Top secret documents obtained by The Telegraph in Baghdad show that Russia provided Saddam Hussein’s regime with wide-ranging assistance in the months leading up to the war, including intelligence on private conversations between Tony Blair and other Western leaders.
Moscow also provided Saddam with lists of assassins available for “hits” in the West and details of arms deals to neighbouring countries. The two countries also signed agreements to share intelligence, help each other to “obtain” visas for agents to go to other countries and to exchange information on the activities of Osama bin Laden, the al-Qa’eda leader.
The documents detailing the extent of the links between Russia and Saddam were obtained from the heavily bombed headquarters of the Iraqi intelligence service in Baghdad yesterday.
The sprawling complex, which for years struck fear into Iraqis, has been the target of looters and ordinary Iraqis searching for information about relatives who disappeared during Saddam’s rule.
The documents, in Arabic, are mostly intelligence reports from anonymous agents and from the Iraqi embassy in Moscow. Tony Blair is referred to in a report dated March 5, 2002 and marked: “Subject – SECRET.” In the letter, an Iraqi intelligence official explains that a Russian colleague had passed him details of a private conversation between Mr Blair and Silvio Berlusconi, the Italian prime minister, at a meeting in Rome. The two had met for an annual summit on February 15, 2002, in Rome.
The document says that Mr Blair “referred to the negative things decided by the United States over Baghdad”. It adds that Mr Blair refused to engage in any military action in Iraq at that time because British forces were still in Afghanistan and that nothing could be done until after the new Kabul government had been set up.
It is not known how the Russians obtained such potentially sensitive information, but the revelation that Moscow passed it on to Baghdad is likely to have a devastating effect on relations between Britain and Russia and come as a personal blow to Mr Blair. The Prime Minister declared a “new era” in relations with President Putin when they met in Moscow in October 2001 in the aftermath of the World Trade Center attacks.
In spite of warnings by the British intelligence and security services of increasing Russian espionage in the West, Mr Blair fostered closer relations with Mr Putin, visiting his family dacha near Moscow, supporting the Russians in their war in Chechnya, and arranging for the Russian president to have tea with the Queen.
Mr Blair was surprised and dismayed when Mr Putin joined France in threatening to veto the American and British resolution on Iraq in the UN, but continued to differentiate between President Putin and President Jacques Chirac.
The Prime Minister refused to join the French, German and Russian leaders in their summit on Iraq this weekend, but still regarded Mr Putin as an ally in global politics.

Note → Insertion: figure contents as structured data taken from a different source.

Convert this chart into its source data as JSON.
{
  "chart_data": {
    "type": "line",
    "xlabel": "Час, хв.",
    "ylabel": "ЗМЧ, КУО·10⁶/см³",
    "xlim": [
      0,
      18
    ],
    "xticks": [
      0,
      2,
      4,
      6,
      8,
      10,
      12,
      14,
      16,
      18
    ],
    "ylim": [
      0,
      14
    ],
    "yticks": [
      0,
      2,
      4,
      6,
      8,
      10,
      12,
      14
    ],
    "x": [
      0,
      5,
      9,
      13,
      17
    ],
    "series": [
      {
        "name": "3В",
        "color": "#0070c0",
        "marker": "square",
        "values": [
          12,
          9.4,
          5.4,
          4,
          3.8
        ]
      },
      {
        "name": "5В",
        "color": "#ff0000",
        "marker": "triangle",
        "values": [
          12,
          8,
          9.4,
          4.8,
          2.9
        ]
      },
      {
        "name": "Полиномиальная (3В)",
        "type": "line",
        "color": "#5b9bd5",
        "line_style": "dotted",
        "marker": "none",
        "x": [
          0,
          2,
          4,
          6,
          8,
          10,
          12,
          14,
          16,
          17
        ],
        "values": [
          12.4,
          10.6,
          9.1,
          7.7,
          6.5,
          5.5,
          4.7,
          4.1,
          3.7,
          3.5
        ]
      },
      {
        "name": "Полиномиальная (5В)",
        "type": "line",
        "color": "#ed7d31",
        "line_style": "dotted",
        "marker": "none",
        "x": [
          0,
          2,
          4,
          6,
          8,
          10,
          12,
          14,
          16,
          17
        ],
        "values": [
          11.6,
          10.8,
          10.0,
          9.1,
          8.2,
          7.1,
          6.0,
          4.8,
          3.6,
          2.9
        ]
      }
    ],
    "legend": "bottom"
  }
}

The list of assassins is referred to in a paper dated November 27, 2000. In it, an agent signing himself “SAB” says that the Russians have passed him a detailed list of killers. The letter does not describe any assignments that the assassins might be given but it indicates just how much Moscow was prepared to share with Baghdad. Another document, dated March 12, 2002, appears to confirm that Saddam had developed, or was developing nuclear weapons. The Russians warned Baghdad that if it refused to comply with the United Nations then that would give the United States “a cause to destroy any nuclear weapons”.
A letter from the Iraqi embassy in Moscow shows that Russia kept Iraq informed about its arms deals with other countries in the Middle East. Correspondence, dated January 27, 2000, informed Baghdad that in 1999 Syria bought rockets from Russia in two separate batches valued at $65 million (£41 million) and $73 million (£46 million). It also says that Egypt bought surface-to-air missiles from Russia and that Kuwait – Saddam’s old enemy – wanted to buy Russian arms to the value of $1 billion. The Russians also informed Iraq that China had bought military aircraft from Russia and Israel at the end of 1999.
Moscow also passed on information of Russians who could help Iraqi politicians obtain visas to go to many Western countries.
The name of Osama bin Laden appears in a number of Russian reports. Several give details of his support for the rebels in Chechnya. They say bin Laden had built two training camps in Afghanistan, near the Iranian border, to train mujahideen fighters for Russia’s rebel republic. The camps could each hold 300 fighters, who were all funded by bin Laden.
Training materials found at the complex give insight into the Iraqi intelligence gathering methods. One certificate shows that a Rashid Jassim had passed an advance course in lock-picking.
Other papers found at the headquarters include reports on the succession in Saudi Arabia and on US-Yemen relations.
The intimate relationship between Baghdad and Moscow is further illustrated by copies of Christmas cards – in the Christian tradition – sent by Taher Jalil Habosh, the head of the Iraqi intelligence service, to his Kremlin counterpart.
Russia has been a key ally of Baghdad since the 1970s and was one of Saddam’s main arms suppliers. The Iraqis are understood to owe Moscow more than £8 billion for arms shipments. Russian oil companies had longed to forge links with Saddam Hussein to help develop Iraq’s vast oil reserves.